On the Amphibian Nature of Thought

Pages 264-267 | Published online: 18 Dec 2014
 

Abstract

For several days in late January of this year, the Department of Philosophy of Peking University conducted a symposium on some historical problems of Chinese philosophy. Speakers touched on the difficulty of affixing identification labels to Chinese philosophers. Idealism and materialism constitute a basic distinction in philosophy. Confucius is universally recognized as a great philosopher, but does he belong to idealism or materialism? In his Lun-yü [Analects] we can find evidence that he is an idealist, as well as evidence that he is a materialist.
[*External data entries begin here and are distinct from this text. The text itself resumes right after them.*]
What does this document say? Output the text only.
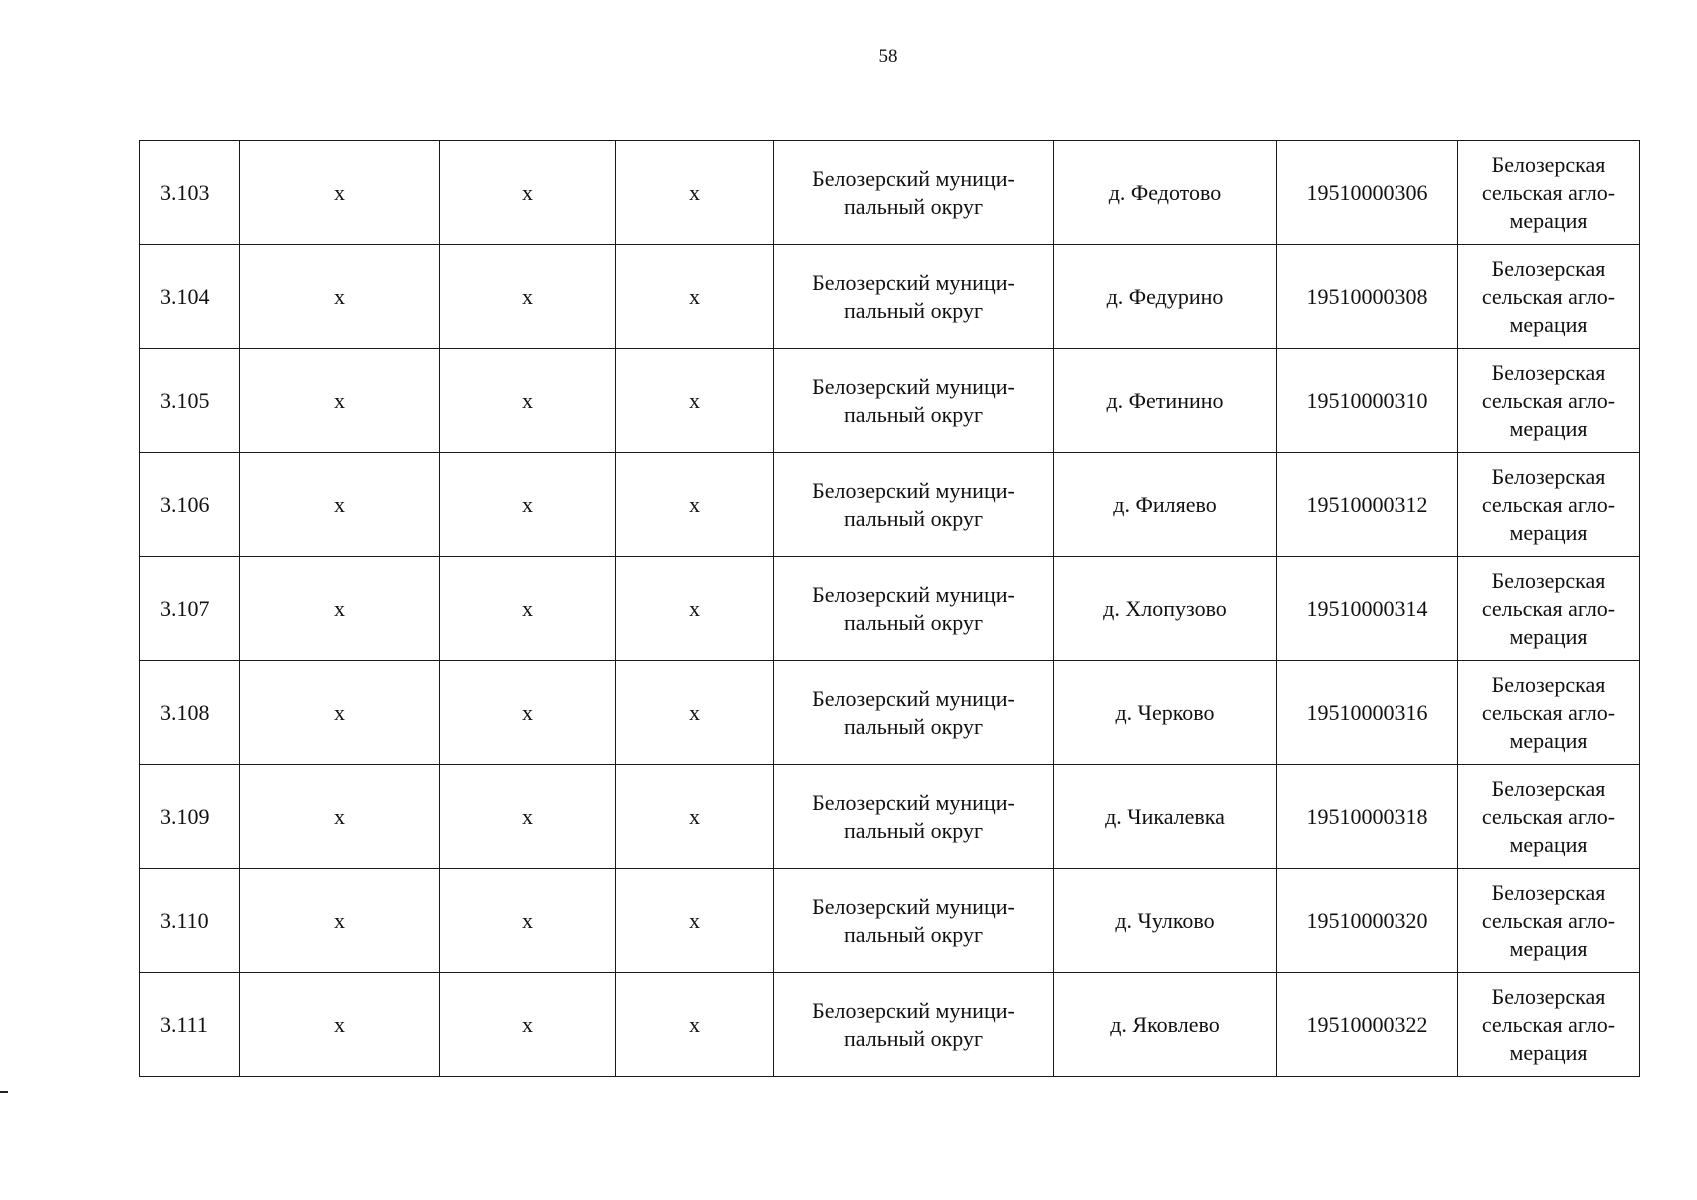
58
3.103	x	x	x	Белозерский муници-пальный округ	д. Федотово	19510000306	Белозерская сельская агло-мерация
3.104	x	x	x	Белозерский муници-пальный округ	д. Федурино	19510000308	Белозерская сельская агло-мерация
3.105	x	x	x	Белозерский муници-пальный округ	д. Фетинино	19510000310	Белозерская сельская агло-мерация
3.106	x	x	x	Белозерский муници-пальный округ	д. Филяево	19510000312	Белозерская сельская агло-мерация
3.107	x	x	x	Белозерский муници-пальный округ	д. Хлопузово	19510000314	Белозерская сельская агло-мерация
3.108	x	x	x	Белозерский муници-пальный округ	д. Черково	19510000316	Белозерская сельская агло-мерация
3.109	x	x	x	Белозерский муници-пальный округ	д. Чикалевка	19510000318	Белозерская сельская агло-мерация
3.110	x	x	x	Белозерский муници-пальный округ	д. Чулково	19510000320	Белозерская сельская агло-мерация
3.111	x	x	x	Белозерский муници-пальный округ	д. Яковлево	19510000322	Белозерская сельская агло-мерация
The philosophical systems of Wang Ch'ung and Fan Chen are obviously materialistic, but occasionally they reveal their fatalistic thinking. Chu Hsi's Neo-Confucianism is obviously objective idealism, but on the one hand he places principle before material force; on the other hand, however, he also speaks of investigation of things and the application of this knowledge. All philosophies have class origin; idealism is always in the service of the progressive class. There are exceptions in China. It would be difficult to deny that Chu Hsi, Wang Yang-ming, and others like them, barring their idealistic tendencies, are concerned about the people's good. Tung Chung-shu's world view may be considered the most reactionary, but he is also the first to advocate the equal distribution of land. Taoist thought is basically materialistic, but ever since the Han Dynasty the Taoist school has been continuously serving the forces of reaction. From this we can realize that the camps to which Chinese philosophers belong are complex. In the past several years some historians of Chinese philosophy have adopted a simplistic method that labels many philosophers and places them, as it were, in one of two tightly sealed boxes — as if to say that the line between the idealistic and the materialistic groups can be clearly drawn, and that groups of a nonmaterialistic persuasion are of necessity politically reactionary. Ever since the "Let a hundred flowers bloom" period this simplistic method of labeling and boxing has created suspicion and dissatisfaction — a proper reaction to vulgar sociology and dogmatism.